Stephen and Rae Ann Gruver, whose 18-year-old son, Max Gruver, was a freshman at Louisiana State when he died in 2017, argue in their complaint that the university scrutinized hazing in its sororities while disregarding dangerous activities in fraternities. They contend the disparity is a violation of Title IX, the law prohibiting sex discrimination in federally funded institutions. If successful, the case would be the first of its kind to apply Title IX to how colleges discipline fraternities and sororities. A district court judge ruled in July 2019 that the Gruvers' case has merit.
The district court’s ruling was appealed by Louisiana State, which as a state institution claimed it had immunity from the Gruvers’ lawsuit under the 11th Amendment, which prohibits individuals from suing states in federal court, according to an opinion filed May 12 by a three-judge panel in the United States Court of Appeals for the Fifth Circuit. But the amendment has an exception for Title IX, and the panel determined that because the university receives partial federal funding, it is obligated to enforce Title IX on its campus. This is a condition the Fifth Circuit and nearly all other federal circuit courts have upheld at one point, the panel said.

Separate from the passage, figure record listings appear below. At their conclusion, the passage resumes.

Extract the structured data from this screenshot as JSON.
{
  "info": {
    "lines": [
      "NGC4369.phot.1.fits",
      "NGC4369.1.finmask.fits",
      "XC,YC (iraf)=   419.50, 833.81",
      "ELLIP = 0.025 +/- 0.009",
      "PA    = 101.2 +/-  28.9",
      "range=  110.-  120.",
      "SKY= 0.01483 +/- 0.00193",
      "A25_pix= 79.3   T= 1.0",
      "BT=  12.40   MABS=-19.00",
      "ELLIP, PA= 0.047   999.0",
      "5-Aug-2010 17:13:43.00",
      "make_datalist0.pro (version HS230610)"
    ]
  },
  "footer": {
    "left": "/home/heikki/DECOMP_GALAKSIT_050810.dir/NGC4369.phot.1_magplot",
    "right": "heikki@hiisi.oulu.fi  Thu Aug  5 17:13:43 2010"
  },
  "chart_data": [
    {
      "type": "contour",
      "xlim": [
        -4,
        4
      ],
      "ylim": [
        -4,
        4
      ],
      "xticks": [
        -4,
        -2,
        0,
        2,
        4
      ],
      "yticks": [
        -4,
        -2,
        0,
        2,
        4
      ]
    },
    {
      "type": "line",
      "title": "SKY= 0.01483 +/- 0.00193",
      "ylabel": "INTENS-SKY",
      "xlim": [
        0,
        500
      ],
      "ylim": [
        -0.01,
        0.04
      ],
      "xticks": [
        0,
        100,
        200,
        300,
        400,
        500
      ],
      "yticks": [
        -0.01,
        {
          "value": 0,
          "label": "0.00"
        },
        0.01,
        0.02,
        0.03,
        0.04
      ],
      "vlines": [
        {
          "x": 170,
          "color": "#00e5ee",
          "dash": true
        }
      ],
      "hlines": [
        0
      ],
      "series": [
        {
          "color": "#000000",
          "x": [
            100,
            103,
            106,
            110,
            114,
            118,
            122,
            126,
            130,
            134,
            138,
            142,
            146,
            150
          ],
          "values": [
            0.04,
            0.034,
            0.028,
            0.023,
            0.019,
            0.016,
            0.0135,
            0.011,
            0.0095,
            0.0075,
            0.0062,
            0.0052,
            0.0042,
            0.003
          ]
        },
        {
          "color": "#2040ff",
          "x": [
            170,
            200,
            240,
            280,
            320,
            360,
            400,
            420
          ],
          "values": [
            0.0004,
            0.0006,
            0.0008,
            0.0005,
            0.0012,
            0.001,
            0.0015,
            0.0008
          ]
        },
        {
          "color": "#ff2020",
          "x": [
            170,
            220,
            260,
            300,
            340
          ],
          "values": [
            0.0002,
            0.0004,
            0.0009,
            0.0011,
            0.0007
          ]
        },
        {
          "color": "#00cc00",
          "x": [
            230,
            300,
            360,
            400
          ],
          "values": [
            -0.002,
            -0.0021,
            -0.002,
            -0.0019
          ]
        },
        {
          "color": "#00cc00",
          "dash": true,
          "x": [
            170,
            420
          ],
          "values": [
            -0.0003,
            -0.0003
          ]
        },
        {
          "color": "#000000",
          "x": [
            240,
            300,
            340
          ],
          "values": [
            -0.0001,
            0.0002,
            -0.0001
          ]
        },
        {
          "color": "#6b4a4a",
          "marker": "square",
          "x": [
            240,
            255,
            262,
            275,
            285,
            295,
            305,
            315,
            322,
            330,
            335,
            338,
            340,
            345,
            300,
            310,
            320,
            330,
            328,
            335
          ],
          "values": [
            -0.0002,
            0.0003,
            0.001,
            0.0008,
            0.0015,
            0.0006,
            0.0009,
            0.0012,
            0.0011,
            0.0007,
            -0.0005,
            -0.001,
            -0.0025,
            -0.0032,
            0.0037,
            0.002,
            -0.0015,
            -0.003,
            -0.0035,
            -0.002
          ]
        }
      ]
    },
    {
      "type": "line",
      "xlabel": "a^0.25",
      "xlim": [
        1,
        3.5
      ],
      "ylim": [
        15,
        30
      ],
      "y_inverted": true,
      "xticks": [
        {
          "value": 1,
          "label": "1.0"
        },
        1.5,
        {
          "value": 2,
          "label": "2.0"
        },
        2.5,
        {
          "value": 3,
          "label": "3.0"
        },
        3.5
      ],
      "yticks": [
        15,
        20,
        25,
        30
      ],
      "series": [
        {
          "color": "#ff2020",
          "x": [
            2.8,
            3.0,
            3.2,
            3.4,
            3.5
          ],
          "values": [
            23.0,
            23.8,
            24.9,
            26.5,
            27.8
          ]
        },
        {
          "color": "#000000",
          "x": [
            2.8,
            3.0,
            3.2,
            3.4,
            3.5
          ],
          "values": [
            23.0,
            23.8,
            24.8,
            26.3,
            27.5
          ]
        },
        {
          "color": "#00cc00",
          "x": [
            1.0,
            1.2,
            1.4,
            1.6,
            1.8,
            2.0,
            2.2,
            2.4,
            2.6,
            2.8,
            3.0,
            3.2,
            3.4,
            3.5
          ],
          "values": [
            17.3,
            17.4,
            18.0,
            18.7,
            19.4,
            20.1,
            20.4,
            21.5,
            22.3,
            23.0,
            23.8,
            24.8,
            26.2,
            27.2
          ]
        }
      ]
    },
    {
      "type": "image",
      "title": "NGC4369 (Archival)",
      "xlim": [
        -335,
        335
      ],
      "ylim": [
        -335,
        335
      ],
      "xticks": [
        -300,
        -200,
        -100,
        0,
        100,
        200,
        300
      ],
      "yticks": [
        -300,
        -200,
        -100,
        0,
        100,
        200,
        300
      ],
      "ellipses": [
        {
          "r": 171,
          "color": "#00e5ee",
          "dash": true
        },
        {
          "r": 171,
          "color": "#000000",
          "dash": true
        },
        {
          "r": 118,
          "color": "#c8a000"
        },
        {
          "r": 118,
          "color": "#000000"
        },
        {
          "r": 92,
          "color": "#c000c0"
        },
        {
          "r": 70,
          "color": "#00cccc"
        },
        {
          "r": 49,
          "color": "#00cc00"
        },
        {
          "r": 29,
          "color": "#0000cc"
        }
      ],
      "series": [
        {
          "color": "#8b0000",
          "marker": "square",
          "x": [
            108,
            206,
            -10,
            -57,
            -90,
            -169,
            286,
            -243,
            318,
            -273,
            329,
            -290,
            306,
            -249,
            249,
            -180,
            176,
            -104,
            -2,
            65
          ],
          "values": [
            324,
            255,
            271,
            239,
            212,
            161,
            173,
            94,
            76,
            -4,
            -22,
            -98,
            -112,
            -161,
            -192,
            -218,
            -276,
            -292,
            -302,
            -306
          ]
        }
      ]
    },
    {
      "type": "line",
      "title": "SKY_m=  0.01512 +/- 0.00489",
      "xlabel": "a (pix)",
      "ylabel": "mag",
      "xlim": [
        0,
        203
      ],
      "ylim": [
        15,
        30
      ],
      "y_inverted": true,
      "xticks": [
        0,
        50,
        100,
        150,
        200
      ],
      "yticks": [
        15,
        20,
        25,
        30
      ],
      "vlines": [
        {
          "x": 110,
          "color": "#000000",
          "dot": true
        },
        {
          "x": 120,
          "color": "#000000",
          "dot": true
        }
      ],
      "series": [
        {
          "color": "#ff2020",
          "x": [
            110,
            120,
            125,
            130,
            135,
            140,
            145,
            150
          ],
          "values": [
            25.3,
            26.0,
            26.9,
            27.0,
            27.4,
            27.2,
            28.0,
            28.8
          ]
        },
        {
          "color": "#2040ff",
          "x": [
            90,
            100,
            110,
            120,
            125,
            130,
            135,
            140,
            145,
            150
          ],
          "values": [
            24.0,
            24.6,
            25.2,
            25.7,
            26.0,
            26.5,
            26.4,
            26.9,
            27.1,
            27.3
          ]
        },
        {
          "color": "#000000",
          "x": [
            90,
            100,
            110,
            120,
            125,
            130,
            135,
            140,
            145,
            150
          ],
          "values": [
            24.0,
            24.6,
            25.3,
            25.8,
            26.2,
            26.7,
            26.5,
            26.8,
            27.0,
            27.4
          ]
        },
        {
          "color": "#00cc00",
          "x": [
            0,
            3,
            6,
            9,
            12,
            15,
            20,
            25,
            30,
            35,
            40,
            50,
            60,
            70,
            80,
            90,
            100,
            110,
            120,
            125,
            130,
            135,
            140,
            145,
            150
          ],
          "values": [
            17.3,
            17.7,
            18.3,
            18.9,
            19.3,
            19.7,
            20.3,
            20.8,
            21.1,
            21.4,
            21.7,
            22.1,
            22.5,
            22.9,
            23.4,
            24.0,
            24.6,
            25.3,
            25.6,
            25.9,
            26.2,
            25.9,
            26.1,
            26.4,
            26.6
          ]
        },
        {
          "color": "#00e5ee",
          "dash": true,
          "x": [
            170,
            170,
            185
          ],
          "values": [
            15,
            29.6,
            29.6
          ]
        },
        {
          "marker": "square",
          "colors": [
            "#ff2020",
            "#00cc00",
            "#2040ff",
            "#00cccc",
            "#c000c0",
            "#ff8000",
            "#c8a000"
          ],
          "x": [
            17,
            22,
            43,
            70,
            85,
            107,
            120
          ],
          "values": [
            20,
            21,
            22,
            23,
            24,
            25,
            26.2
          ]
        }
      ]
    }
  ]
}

“LSU is free to avoid Title IX obligations by declining federal funds,” Fifth Circuit judge Gregg Costa wrote for the panel.
The panel did not address the question of whether Louisiana State can be held liable for “deliberate indifference” for its alleged failure to address hazing in its fraternities. The university argued to the Fifth Circuit that Title IX does not prohibit hazing if such behavior did not include sexual harassment, according to The Advocate, a local publication. The case will now proceed in the U.S. District Court for the Middle District of Louisiana.